Over its 16 years of existence, AGRUPAR has achieved impressive results. These results helped to make it an international well-known example of exemplary urban participatory agriculture and serve now as benchmark for all others that follow their path.

Promotion of food consumption, healthy diets and nutrition through bio-fairs and education

Through the biofairs and other activities, AGRUPAR promotes healthy diets and sustainability. The Programme created 17 bio-fairs where 105 types of food are offered. Through these, 25% of the produce is commercialized, for about USD 350,000 per year.

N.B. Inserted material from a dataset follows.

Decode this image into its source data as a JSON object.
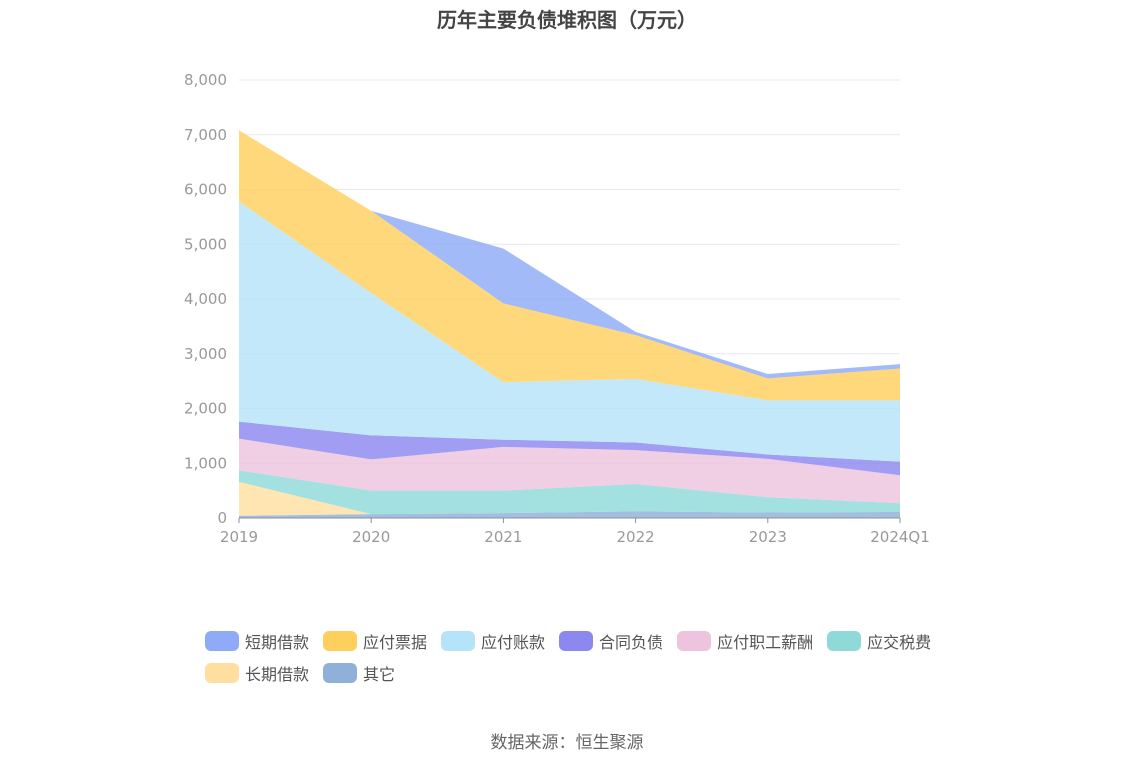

  • Since 2007, a total of 6,663 bio-fairs have been organized.
  • Aall produce is organic.

Nearly 170,000 consumers have attended the bio-fairs and were sensibilized on healthy diets and nutrition. Surveys have identified increased dietary diversity among producers and their families.

 

Food supply and distribution

Food is sold in organic produce markets – the bioferias –located in low-income neighbourhoods and peri-urban zones, as well as in better-off parts of the city. As well, the District Trade Coordination Agency has begun to consider the large-scale commercialization of agro-ecological and organic foods through its markets and opened a first market of this kind, including for farmers supported by AGRUPAR. To help producers meet food quality and safety standards, AGRUPAR has introduced improved processing technologies and the use of containers, packaging and labels. AGRUPAR is registered as a producer and marketer of organic produce at the national level allowing it to share the cost of product certification with participating producers.

 

In addition to the bio-fairs, networks of farmers are also formed to deliver organic produce baskets directly to producers and to hotels or restaurants selling traditional food. AGRUPAR is registered as a producer and marketer of organic produce at the national level and shares the cost of product certification with producers.

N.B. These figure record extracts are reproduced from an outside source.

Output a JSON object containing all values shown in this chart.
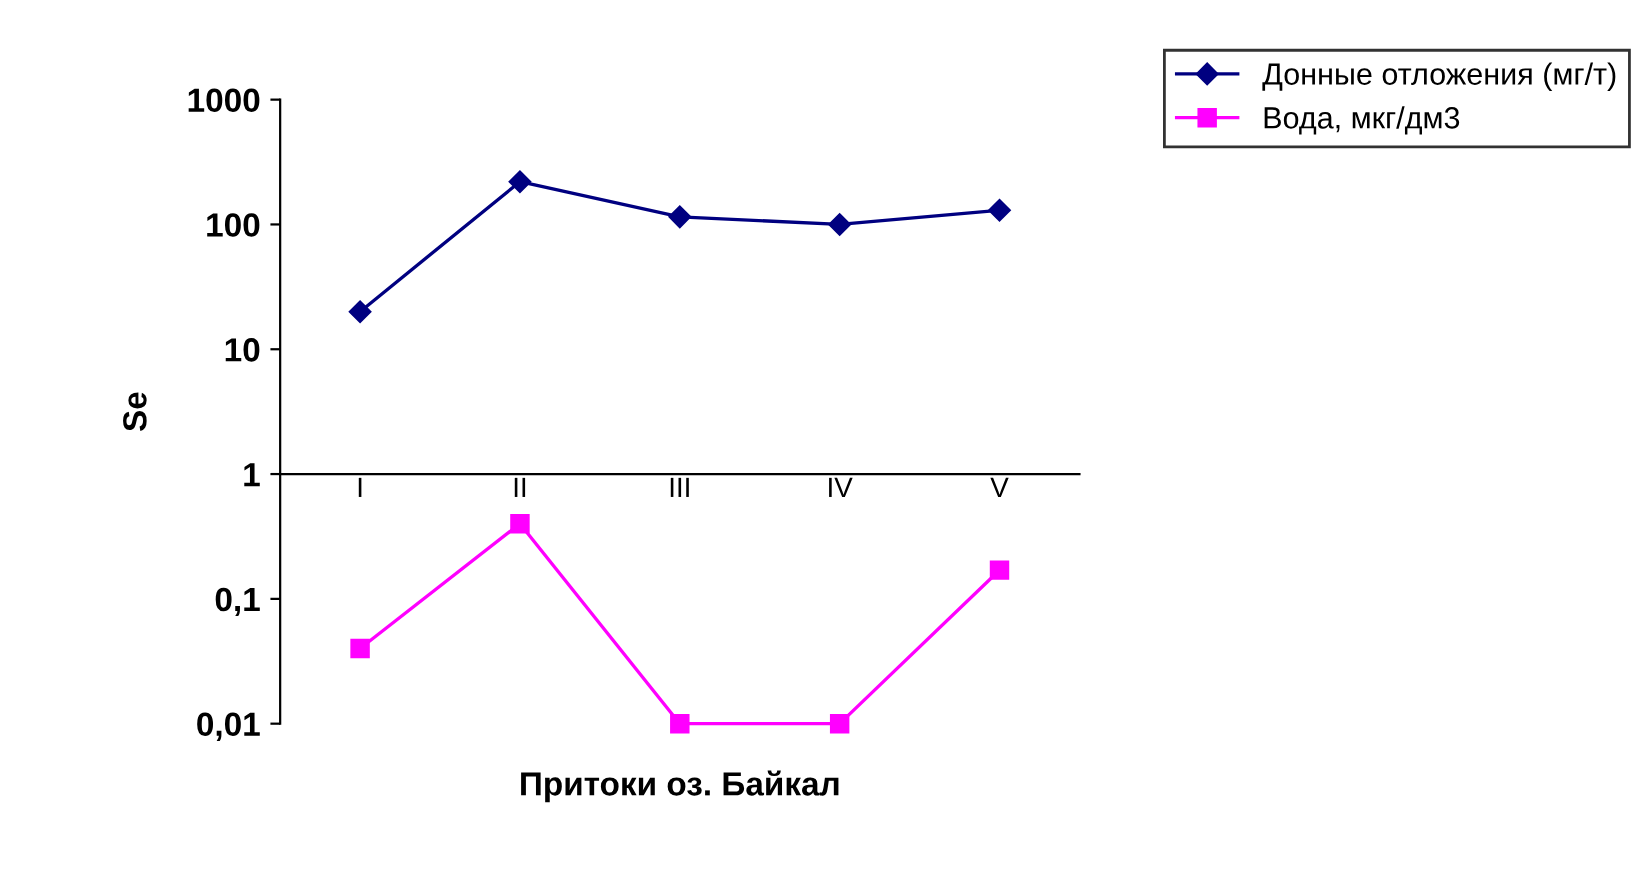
{
  "chart_data": {
    "type": "line",
    "ylabel": "Se",
    "xlabel": "Притоки оз. Байкал",
    "categories": [
      "I",
      "II",
      "III",
      "IV",
      "V"
    ],
    "series": [
      {
        "name": "Донные отложения (мг/т)",
        "color": "#000080",
        "marker": "diamond",
        "values": [
          20,
          220,
          115,
          100,
          130
        ]
      },
      {
        "name": "Вода, мкг/дм3",
        "color": "#ff00ff",
        "marker": "square",
        "values": [
          0.04,
          0.4,
          0.01,
          0.01,
          0.17
        ]
      }
    ],
    "log": "y",
    "ylim": [
      0.01,
      1000
    ],
    "yticks": [
      {
        "value": 0.01,
        "label": "0,01"
      },
      {
        "value": 0.1,
        "label": "0,1"
      },
      1,
      10,
      100,
      1000
    ],
    "grid": false,
    "legend": "top right",
    "line_style": "solid"
  }
}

  • To ensure quality of production, the bio-fairs are only open to producers who have followed the Programme.
  • In addition to the bio-fairs, networks of farmers have been formed to deliver organic produce directly to local food processing companies and to hotels and restaurants.
  • To ensure the widest possible availability and consumption of organic food, bio fairs
    are located in low-income neighbourhoods and peri-urban zones.

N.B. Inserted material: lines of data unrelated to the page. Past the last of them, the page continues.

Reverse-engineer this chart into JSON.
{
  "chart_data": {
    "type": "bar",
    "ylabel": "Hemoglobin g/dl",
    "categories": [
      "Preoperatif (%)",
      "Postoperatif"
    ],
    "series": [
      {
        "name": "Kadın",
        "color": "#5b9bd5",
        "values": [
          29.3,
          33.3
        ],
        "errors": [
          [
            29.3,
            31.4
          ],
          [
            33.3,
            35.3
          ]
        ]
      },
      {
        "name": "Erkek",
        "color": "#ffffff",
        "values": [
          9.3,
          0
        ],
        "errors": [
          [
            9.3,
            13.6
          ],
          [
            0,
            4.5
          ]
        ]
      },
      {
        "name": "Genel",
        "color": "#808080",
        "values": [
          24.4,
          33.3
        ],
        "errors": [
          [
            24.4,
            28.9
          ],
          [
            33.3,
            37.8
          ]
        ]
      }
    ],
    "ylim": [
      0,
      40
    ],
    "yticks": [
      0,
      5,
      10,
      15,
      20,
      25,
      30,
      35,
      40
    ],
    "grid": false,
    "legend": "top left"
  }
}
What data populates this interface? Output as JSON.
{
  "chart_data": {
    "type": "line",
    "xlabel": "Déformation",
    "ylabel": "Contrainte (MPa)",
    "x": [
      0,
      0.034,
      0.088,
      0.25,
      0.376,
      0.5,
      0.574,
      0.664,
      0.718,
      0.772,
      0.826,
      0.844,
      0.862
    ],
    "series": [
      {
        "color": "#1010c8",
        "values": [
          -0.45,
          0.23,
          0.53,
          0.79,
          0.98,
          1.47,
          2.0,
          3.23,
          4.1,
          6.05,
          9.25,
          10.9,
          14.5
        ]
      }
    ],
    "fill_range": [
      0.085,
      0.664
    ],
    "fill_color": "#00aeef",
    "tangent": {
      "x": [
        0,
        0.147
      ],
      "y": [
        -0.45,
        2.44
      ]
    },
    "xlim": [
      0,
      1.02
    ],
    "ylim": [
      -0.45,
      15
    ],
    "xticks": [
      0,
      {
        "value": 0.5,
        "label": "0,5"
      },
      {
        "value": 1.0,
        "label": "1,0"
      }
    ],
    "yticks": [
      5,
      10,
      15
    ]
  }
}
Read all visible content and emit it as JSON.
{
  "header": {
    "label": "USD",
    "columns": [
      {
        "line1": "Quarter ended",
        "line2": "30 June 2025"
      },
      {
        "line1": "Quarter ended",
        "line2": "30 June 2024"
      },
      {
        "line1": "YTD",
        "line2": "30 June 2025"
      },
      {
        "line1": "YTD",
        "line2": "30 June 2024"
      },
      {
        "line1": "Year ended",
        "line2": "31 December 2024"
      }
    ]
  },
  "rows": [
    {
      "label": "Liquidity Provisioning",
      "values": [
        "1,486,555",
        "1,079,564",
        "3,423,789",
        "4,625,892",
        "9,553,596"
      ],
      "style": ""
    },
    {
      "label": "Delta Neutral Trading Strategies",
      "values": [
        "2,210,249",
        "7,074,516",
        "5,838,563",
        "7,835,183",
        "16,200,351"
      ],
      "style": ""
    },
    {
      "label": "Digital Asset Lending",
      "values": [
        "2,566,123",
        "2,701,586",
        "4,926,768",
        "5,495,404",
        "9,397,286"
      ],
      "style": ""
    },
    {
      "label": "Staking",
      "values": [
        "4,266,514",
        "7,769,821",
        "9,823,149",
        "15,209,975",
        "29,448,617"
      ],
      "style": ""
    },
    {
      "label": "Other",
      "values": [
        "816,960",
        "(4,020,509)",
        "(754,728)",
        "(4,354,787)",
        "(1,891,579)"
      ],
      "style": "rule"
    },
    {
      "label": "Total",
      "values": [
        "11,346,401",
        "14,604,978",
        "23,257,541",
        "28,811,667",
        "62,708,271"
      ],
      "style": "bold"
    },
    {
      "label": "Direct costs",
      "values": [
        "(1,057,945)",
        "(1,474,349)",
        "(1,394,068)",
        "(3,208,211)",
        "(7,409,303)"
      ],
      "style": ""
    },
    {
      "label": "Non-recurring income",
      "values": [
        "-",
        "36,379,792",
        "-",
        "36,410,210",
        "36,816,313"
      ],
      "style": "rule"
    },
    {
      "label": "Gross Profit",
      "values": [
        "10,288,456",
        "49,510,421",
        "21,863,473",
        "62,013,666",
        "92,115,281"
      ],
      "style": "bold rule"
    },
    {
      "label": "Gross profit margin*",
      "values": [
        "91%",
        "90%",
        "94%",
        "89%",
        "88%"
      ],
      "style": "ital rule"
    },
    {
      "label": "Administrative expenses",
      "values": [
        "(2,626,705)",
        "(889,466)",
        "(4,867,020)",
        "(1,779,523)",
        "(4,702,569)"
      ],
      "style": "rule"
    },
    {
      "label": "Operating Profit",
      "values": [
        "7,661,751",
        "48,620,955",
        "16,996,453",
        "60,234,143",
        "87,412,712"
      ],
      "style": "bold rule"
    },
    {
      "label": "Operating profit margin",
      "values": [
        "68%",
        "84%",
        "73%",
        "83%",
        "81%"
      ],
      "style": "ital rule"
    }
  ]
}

Today AGRUPAR’s participants annually produce more than 960,000 kg of food products. Almost half of the production (47 per cent) is used for home consumption, strengthening food security and diversifying the diets of the 12,000 participating urban farmers and their families, while the other half is marketed. The Programme created 17 bio-fairs where 105 types of food are offered. Through these, 25% of the produce is commercialized, for about USD 350,000 per year. Since 2007, a total of 6,663 bio-fairs have been organized and all produce is organic. Both formal organic certification for orchards with marketing possibilities (since 2007) and the internal control system (SIC, since 2013) are used. As of 2010, the Programme had created five associations of producers and therefore generated better opportunities for the commercialization of products.